Tag Archives: Quentin Glorieux

With a song in your heart and multiplexed images in an atomic vapor

A specific piece of research has inspired a song with lyrics based on the text of a research paper and, weirdly, it works. You will have a song in your heart and on your lips and it’s all to do with storing images in an atomic vapor,

Hot, hot, hot, eh?

As for the research paper itself (Temporally multiplexed storage of images in a Gradient Echo Memory), it’s currently availab.e at arXiv.org or in Optics Express, Vol. 20, Issue 11, pp. 12350-12358 (2012) DOI: 10.1364/OE.20.012350(authors: Quentin Glorieux, Jeremy B. Clark, Alberto M. Marino, Zhifan Zhou, Paul D. Lett). The May 29, 2012 news item on Nanowerk offers some tantalizing tidbits about the work,

The storage of light-encoded messages on film and compact disks and as holograms is ubiquitous—grocery scanners, Netflix disks, credit-card images are just a few examples. And now light signals can be stored as patterns in a room-temperature vapor of atoms. Scientists at the Joint Quantum Institute [JQI] have stored not one but two letters of the alphabet in a tiny cell filled with rubidium (Rb) atoms which are tailored to absorb and later re-emit messages on demand. This is the first time two images have simultaneously been reliably stored in a non-solid medium and then played back.

In effect, this is the first stored and replayed atomic movie. Because the JQI researchers are able to store and replay two separate images, or “frames,” a few micro-seconds apart, the whole sequence can qualify as a feat of cinematography.

Here’s a little more detail about how this was done and some information about the implications,

Having stored one image (the letter N), the JQI physicists then stored a second image, the letter T, before reading both letters back in quick succession. The two “frames” of this movie, about a microsecond apart, were played back successfully every time, although typically only about 8 percent of the original light was redeemed, a percentage that will improve with practice. According to Paul Lett, one of the great challenges in storing images this way is to keep the atoms embodying the image from diffusing away. The longer the storage time (measured so far to be about 20 microseconds) the more diffusion occurs. The result is a fuzzy image.

Paul Lett plans to link up these new developments in storing images with his previous work on squeezed light. “Squeezing” light is one way to partially circumvent the Heisenberg uncertainty principle governing the ultimate measurement limitations. By allowing a poorer knowledge of a stream of light—say the timing of the light, its phase—one gain a sharper knowledge of a separate variable—in this case the light’s amplitude. This increased capability, at le ast for the one variable, allows higher precision in certain quantum measurements.

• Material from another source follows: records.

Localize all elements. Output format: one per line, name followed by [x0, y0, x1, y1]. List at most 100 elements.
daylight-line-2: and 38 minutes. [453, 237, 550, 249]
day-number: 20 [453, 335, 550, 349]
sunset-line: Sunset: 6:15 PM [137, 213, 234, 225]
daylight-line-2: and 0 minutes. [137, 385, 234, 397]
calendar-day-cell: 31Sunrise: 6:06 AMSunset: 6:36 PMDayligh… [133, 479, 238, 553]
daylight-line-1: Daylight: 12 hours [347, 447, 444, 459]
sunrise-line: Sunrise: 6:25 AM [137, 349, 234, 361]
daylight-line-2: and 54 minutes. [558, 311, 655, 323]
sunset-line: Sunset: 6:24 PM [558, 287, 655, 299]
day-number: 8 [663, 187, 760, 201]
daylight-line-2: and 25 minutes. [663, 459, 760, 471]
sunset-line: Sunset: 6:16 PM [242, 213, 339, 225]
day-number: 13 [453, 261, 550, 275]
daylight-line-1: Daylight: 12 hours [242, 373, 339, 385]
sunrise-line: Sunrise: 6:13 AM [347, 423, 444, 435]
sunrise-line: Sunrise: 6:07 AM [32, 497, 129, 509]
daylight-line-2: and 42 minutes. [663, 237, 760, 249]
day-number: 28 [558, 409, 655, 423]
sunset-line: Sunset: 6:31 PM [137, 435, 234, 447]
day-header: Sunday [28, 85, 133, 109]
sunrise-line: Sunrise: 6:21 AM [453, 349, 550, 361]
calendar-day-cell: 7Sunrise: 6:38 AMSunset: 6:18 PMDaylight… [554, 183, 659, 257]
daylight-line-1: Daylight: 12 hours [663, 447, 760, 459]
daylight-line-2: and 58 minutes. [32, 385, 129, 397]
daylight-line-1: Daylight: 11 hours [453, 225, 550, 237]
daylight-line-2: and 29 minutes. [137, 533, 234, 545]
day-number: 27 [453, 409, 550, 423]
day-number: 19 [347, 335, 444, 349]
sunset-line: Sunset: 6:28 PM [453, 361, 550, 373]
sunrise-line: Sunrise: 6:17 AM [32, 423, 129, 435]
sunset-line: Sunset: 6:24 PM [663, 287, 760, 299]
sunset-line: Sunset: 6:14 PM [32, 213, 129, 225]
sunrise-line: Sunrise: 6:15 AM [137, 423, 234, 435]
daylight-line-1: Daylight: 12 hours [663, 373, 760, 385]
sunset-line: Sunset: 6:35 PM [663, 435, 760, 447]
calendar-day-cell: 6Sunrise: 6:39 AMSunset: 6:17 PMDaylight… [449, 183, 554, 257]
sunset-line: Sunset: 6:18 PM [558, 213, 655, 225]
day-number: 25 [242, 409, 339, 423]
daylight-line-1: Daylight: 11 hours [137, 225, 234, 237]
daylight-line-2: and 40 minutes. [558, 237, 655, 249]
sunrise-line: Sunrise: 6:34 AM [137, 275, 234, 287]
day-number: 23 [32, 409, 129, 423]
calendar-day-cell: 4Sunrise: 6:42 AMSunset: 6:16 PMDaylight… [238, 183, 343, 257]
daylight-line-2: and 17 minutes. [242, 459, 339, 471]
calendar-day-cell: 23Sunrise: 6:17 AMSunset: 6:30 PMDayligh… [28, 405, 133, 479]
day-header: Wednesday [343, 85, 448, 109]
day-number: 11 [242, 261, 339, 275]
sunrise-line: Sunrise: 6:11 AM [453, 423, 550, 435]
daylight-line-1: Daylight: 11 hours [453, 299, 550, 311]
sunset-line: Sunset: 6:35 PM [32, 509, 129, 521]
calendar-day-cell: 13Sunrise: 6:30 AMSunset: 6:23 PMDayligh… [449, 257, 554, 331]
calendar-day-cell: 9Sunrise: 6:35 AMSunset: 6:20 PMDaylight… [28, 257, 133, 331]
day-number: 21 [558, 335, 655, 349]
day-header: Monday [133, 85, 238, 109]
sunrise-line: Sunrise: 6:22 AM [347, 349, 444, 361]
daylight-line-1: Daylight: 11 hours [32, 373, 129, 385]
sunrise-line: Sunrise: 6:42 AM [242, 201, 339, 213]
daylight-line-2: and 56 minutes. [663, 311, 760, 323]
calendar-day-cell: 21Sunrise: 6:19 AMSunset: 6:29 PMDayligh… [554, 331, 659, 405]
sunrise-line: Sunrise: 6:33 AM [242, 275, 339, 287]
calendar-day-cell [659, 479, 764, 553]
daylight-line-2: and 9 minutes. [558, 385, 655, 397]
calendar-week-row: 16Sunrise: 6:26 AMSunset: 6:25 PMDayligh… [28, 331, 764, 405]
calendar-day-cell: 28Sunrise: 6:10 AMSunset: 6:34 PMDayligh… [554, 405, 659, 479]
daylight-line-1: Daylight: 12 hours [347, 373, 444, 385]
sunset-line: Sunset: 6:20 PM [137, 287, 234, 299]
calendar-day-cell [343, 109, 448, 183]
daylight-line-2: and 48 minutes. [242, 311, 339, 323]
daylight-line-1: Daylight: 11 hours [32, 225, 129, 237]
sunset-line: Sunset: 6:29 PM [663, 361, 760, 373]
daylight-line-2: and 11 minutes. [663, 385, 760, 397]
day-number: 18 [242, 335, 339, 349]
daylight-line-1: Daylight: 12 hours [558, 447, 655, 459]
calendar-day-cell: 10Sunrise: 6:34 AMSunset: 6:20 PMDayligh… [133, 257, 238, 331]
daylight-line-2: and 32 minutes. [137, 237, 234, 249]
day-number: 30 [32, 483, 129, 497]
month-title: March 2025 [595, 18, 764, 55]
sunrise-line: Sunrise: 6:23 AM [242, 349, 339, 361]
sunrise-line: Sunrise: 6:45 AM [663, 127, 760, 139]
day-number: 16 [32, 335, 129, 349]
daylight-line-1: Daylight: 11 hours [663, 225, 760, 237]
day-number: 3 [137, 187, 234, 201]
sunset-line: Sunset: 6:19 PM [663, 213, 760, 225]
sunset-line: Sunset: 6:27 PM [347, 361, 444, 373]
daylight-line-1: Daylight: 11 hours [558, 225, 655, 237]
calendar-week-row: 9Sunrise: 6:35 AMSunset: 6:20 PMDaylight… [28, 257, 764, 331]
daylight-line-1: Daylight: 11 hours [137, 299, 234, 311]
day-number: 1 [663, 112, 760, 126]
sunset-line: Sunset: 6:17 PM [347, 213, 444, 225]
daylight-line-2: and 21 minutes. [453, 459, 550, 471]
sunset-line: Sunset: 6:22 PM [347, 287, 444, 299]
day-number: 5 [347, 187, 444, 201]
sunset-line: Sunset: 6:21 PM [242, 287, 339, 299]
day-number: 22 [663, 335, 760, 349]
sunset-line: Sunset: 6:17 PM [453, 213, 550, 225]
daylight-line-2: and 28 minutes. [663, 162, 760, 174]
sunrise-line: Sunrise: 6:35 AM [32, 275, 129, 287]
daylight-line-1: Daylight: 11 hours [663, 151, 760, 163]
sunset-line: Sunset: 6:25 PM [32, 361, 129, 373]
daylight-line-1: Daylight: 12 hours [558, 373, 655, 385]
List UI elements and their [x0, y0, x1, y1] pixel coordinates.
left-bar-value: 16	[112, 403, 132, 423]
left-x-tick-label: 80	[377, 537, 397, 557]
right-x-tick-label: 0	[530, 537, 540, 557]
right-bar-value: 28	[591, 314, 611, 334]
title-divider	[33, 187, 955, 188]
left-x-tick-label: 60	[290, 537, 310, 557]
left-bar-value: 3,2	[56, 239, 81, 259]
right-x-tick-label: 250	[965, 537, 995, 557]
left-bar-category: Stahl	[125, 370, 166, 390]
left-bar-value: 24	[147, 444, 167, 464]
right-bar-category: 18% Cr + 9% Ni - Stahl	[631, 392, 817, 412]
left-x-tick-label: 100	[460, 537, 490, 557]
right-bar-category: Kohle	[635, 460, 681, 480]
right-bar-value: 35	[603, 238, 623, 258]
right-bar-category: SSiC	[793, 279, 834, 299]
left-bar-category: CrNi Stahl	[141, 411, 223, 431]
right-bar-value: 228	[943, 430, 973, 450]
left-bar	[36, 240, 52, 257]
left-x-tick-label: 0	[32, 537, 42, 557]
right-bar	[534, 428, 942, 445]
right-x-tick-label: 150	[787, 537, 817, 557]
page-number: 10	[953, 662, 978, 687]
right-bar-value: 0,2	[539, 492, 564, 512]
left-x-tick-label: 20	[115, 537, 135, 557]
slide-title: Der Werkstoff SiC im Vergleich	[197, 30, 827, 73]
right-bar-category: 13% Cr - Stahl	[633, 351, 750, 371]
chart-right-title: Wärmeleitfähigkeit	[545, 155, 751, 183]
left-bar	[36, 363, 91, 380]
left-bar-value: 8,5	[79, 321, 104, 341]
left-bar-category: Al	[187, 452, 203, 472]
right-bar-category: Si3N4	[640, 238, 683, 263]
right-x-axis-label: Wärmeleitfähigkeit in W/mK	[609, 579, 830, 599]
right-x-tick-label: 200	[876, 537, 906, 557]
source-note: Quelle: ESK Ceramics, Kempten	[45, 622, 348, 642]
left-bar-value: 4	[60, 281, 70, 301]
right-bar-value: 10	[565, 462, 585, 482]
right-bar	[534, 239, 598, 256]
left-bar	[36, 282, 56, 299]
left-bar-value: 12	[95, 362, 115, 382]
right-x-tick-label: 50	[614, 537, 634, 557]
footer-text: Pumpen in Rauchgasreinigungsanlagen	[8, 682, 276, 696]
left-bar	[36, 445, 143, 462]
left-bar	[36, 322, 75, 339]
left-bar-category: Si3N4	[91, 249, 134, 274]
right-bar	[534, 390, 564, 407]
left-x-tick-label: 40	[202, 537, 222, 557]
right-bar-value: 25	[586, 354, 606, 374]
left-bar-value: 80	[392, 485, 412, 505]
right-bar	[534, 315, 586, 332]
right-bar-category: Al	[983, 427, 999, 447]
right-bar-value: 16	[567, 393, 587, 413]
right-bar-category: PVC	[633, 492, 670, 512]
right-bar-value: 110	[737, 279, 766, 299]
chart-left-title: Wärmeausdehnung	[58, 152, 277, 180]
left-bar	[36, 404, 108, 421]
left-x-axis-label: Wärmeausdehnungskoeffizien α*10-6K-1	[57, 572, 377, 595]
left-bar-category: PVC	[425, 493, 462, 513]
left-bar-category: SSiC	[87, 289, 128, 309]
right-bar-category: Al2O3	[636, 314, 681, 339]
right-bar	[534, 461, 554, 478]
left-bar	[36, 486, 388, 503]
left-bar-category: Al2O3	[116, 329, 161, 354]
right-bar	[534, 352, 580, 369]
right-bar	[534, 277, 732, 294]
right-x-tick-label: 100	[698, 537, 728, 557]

“The big thing here,” said Lett, “is that this allows us to do images and do pulses (instead of individual photons) and it can be matched (hopefully) to our squeezed light source, so that we can soon try to store “quantum images” and make essentially a random access memory for continuous variable quantum information. The thing that really attracted us to this method—aside from its being pretty well-matched to our source of squeezed light—is that the ANU [Australian National University] group was able to get 87% recovery efficiency from it – which is, I think, the best anyone has seen in any optical system, so it holds great promise for a quantum memory.”

I may never totally understand this work but at least I now have a song to sing and for anyone who wants more details, the May 27, 2012 news item on Nanowerk provides details and images, as well as, another opportunity to watch the song.  I did check out the video on YouTube and found that it’s by therockcookiebottom and is part of a project, Song A Day: 1000 Days and Counting that singer-songwriter, Jonathan Mann started in Jan. 2009. I imagine that means he  must be nearing the end. Thank you Jonathan for a very entertaining and educational song. He does offer memberships to support him and his song-a-day project and opportunities to hire him for any songwriting projects you may have.